Due to the low quality of produce and inadequate coordination, many smallholder farmers in northern Ghana are unable to sustain high-value markets for their agricultural produce. To address this challenge, members of the Ghana Trade and Livelihood Coalition (GTLC) sought capacity-building support in September 2017 from the BUSAC Fund and its development partners, Danida, USAID and the European Union. Through the BUSAC Fund’s Business Development Services (BDS) support, Ms. Ibrahim and her fellow GTLC members learnt very useful skills in Participatory Market System Development.

The skills acquired by members of GTLC is helping to increase collaboration among market actors, improve market access to high-value markets, increase advocacy among market actors to improve the agribusiness environment in Ghana.

Alhaji Ibrahim Akalbila, President of GTLC noted that as part of the effort to prepare and orient farmers, they were given hands-on training to expose them to Good Agricultural Practices (GAPs) that would enable the crops to respond in a better way for the inputs. 

 “We realise that farmers lack GAPs because some aggregators complain that sometimes the produce they buy from farmers are not are not up to the required quality standards. This problem has to do with production so we tried educating farmers to appreciate some of these pertinent issues and follow the right instruction to get good produce,” he noted.

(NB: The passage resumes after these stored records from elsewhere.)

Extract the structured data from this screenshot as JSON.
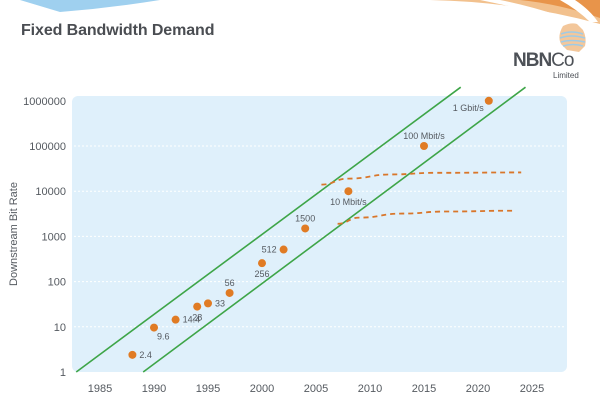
{
  "slide": {
    "title": "Fixed Bandwidth Demand",
    "logo": {
      "name": "NBN",
      "name_suffix": "Co",
      "subtitle": "Limited"
    }
  },
  "colors": {
    "plot_background": "#dff0fb",
    "gridline": "#ffffff",
    "points": "#e07b24",
    "trend_lines": "#3ea548",
    "projection_lines": "#d9762a",
    "text": "#555a60"
  },
  "chart_data": {
    "type": "scatter",
    "title": "Fixed Bandwidth Demand",
    "xlabel": "",
    "ylabel": "Downstream Bit Rate",
    "xlim": [
      1982.5,
      2028
    ],
    "ylim": [
      1,
      1000000
    ],
    "yscale": "log",
    "grid": "horizontal dashed",
    "x_ticks": [
      1985,
      1990,
      1995,
      2000,
      2005,
      2010,
      2015,
      2020,
      2025
    ],
    "y_ticks": [
      1,
      10,
      100,
      1000,
      10000,
      100000,
      1000000
    ],
    "y_tick_labels": [
      "1",
      "10",
      "100",
      "1000",
      "10000",
      "100000",
      "1000000"
    ],
    "points": [
      {
        "x": 1988,
        "y": 2.4,
        "label": "2.4",
        "label_pos": "right"
      },
      {
        "x": 1990,
        "y": 9.6,
        "label": "9.6",
        "label_pos": "below-right"
      },
      {
        "x": 1992,
        "y": 14.4,
        "label": "14.4",
        "label_pos": "right"
      },
      {
        "x": 1994,
        "y": 28,
        "label": "28",
        "label_pos": "below"
      },
      {
        "x": 1995,
        "y": 33,
        "label": "33",
        "label_pos": "right"
      },
      {
        "x": 1997,
        "y": 56,
        "label": "56",
        "label_pos": "above"
      },
      {
        "x": 2000,
        "y": 256,
        "label": "256",
        "label_pos": "below"
      },
      {
        "x": 2002,
        "y": 512,
        "label": "512",
        "label_pos": "left"
      },
      {
        "x": 2004,
        "y": 1500,
        "label": "1500",
        "label_pos": "above"
      },
      {
        "x": 2008,
        "y": 10000,
        "label": "10 Mbit/s",
        "label_pos": "below"
      },
      {
        "x": 2015,
        "y": 100000,
        "label": "100 Mbit/s",
        "label_pos": "above"
      },
      {
        "x": 2021,
        "y": 1000000,
        "label": "1 Gbit/s",
        "label_pos": "below-left"
      }
    ],
    "trend_lines": [
      {
        "name": "upper-trend-line",
        "from": [
          1982.8,
          1
        ],
        "to": [
          2018.4,
          2000000
        ]
      },
      {
        "name": "lower-trend-line",
        "from": [
          1989.0,
          1
        ],
        "to": [
          2024.4,
          2000000
        ]
      }
    ],
    "projection_curves": [
      {
        "name": "upper-projection-curve",
        "points": [
          [
            2005.5,
            14000
          ],
          [
            2008,
            19000
          ],
          [
            2012,
            23500
          ],
          [
            2016,
            25500
          ],
          [
            2024,
            26000
          ]
        ]
      },
      {
        "name": "lower-projection-curve",
        "points": [
          [
            2007,
            1900
          ],
          [
            2009,
            2600
          ],
          [
            2013,
            3200
          ],
          [
            2017,
            3550
          ],
          [
            2023.2,
            3700
          ]
        ]
      }
    ]
  }
}
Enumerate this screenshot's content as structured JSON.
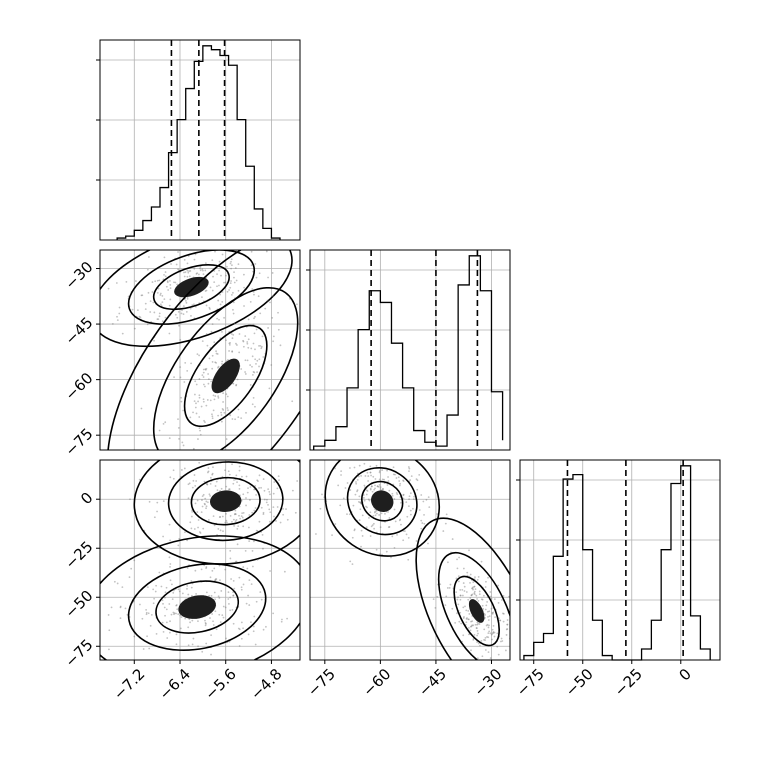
{
  "chart_data": {
    "type": "corner",
    "parameters": [
      {
        "ticks": [
          -7.2,
          -6.4,
          -5.6,
          -4.8
        ],
        "tick_labels": [
          "−7.2",
          "−6.4",
          "−5.6",
          "−4.8"
        ],
        "range": [
          -7.8,
          -4.3
        ],
        "histogram": {
          "bin_edges": [
            -7.5,
            -7.35,
            -7.2,
            -7.05,
            -6.9,
            -6.75,
            -6.6,
            -6.45,
            -6.3,
            -6.15,
            -6.0,
            -5.85,
            -5.7,
            -5.55,
            -5.4,
            -5.25,
            -5.1,
            -4.95,
            -4.8,
            -4.65
          ],
          "counts": [
            0.01,
            0.02,
            0.05,
            0.1,
            0.17,
            0.27,
            0.45,
            0.62,
            0.78,
            0.92,
            1.0,
            0.98,
            0.95,
            0.9,
            0.62,
            0.38,
            0.16,
            0.06,
            0.01
          ],
          "quantiles": [
            -6.55,
            -6.07,
            -5.62
          ]
        }
      },
      {
        "ticks": [
          -75,
          -60,
          -45,
          -30
        ],
        "tick_labels": [
          "−75",
          "−60",
          "−45",
          "−30"
        ],
        "range": [
          -79,
          -25
        ],
        "histogram": {
          "bin_edges": [
            -78,
            -75,
            -72,
            -69,
            -66,
            -63,
            -60,
            -57,
            -54,
            -51,
            -48,
            -45,
            -42,
            -39,
            -36,
            -33,
            -30,
            -27
          ],
          "counts": [
            0.02,
            0.05,
            0.12,
            0.32,
            0.62,
            0.82,
            0.76,
            0.55,
            0.32,
            0.1,
            0.04,
            0.02,
            0.18,
            0.85,
            1.0,
            0.82,
            0.3,
            0.05
          ],
          "quantiles": [
            -62.5,
            -45.0,
            -33.8
          ]
        }
      },
      {
        "ticks": [
          -75,
          -50,
          -25,
          0
        ],
        "tick_labels": [
          "−75",
          "−50",
          "−25",
          "0"
        ],
        "range": [
          -82,
          20
        ],
        "histogram": {
          "bin_edges": [
            -80,
            -75,
            -70,
            -65,
            -60,
            -55,
            -50,
            -45,
            -40,
            -35,
            -30,
            -25,
            -20,
            -15,
            -10,
            -5,
            0,
            5,
            10,
            15
          ],
          "counts": [
            0.02,
            0.08,
            0.12,
            0.47,
            0.82,
            0.84,
            0.5,
            0.18,
            0.02,
            0.0,
            0.0,
            0.0,
            0.05,
            0.18,
            0.5,
            0.8,
            0.88,
            0.2,
            0.05
          ],
          "quantiles": [
            -57.8,
            -28.0,
            1.2
          ]
        }
      }
    ],
    "pair_plots": [
      {
        "x_param": 0,
        "y_param": 1,
        "clusters": [
          {
            "cx": -6.2,
            "cy": -35,
            "sx": 0.55,
            "sy": 5.0,
            "rho": 0.45,
            "levels": [
              [
                1.0,
                3.2,
                0.62
              ],
              [
                0.65,
                2.0,
                0.34
              ],
              [
                0.4,
                1.2,
                0.16
              ]
            ]
          },
          {
            "cx": -5.6,
            "cy": -59,
            "sx": 0.45,
            "sy": 8.5,
            "rho": 0.6,
            "levels": [
              [
                1.0,
                4.6,
                0.8
              ],
              [
                0.65,
                2.8,
                0.45
              ],
              [
                0.4,
                1.6,
                0.25
              ]
            ]
          }
        ]
      },
      {
        "x_param": 0,
        "y_param": 2,
        "clusters": [
          {
            "cx": -5.6,
            "cy": -1,
            "sx": 0.5,
            "sy": 10,
            "rho": 0.05,
            "levels": [
              [
                1.0,
                3.2,
                0.7
              ],
              [
                0.65,
                2.0,
                0.4
              ],
              [
                0.4,
                1.2,
                0.22
              ]
            ]
          },
          {
            "cx": -6.1,
            "cy": -55,
            "sx": 0.6,
            "sy": 11,
            "rho": 0.2,
            "levels": [
              [
                1.0,
                3.3,
                0.72
              ],
              [
                0.65,
                2.0,
                0.38
              ],
              [
                0.4,
                1.2,
                0.2
              ]
            ]
          }
        ]
      },
      {
        "x_param": 1,
        "y_param": 2,
        "clusters": [
          {
            "cx": -59.5,
            "cy": -1,
            "sx": 5.5,
            "sy": 10,
            "rho": -0.1,
            "levels": [
              [
                1.0,
                2.8,
                0.6
              ],
              [
                0.65,
                1.7,
                0.34
              ],
              [
                0.4,
                1.0,
                0.18
              ]
            ]
          },
          {
            "cx": -34,
            "cy": -57,
            "sx": 3.8,
            "sy": 11,
            "rho": -0.55,
            "levels": [
              [
                1.0,
                4.3,
                0.78
              ],
              [
                0.65,
                2.7,
                0.45
              ],
              [
                0.4,
                1.6,
                0.25
              ]
            ]
          }
        ]
      }
    ],
    "contour_colors": [
      "#bdbdbd",
      "#8e8e8e",
      "#5f5f5f",
      "#1e1e1e"
    ],
    "scatter_color": "#777777",
    "grid": true,
    "quantile_style": "dashed"
  }
}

 Alhaji Akalbila noted that ensuring GAPs in every aspect of farm operations facilitates economic and social sustainability for on-farm processes, enable efficient use of farm resources and result in safe and quality agricultural products. 

The better understanding of these practices Alhaji Ibrahim indicated had led to a quality outcome from field operations in terms of high productivity and better resource-use efficiency. 

Commenting on the impact on other members who were into shea processing, Alhaji Akalbila said the training had educated the women in the industry to collect healthy fruits and preserve them well in other to get good shea butter.

That he said would help reduce the high free fatty acids in some of the shea butter in other to get access to good and long-term profitable markets.

After the training and its subsequent positive results, Alhaji Ibrahim received an invitation from many people, especially the chiefs of Kpopolu and Derimo communities to train farmers. 

“We are now very attractive”, he added.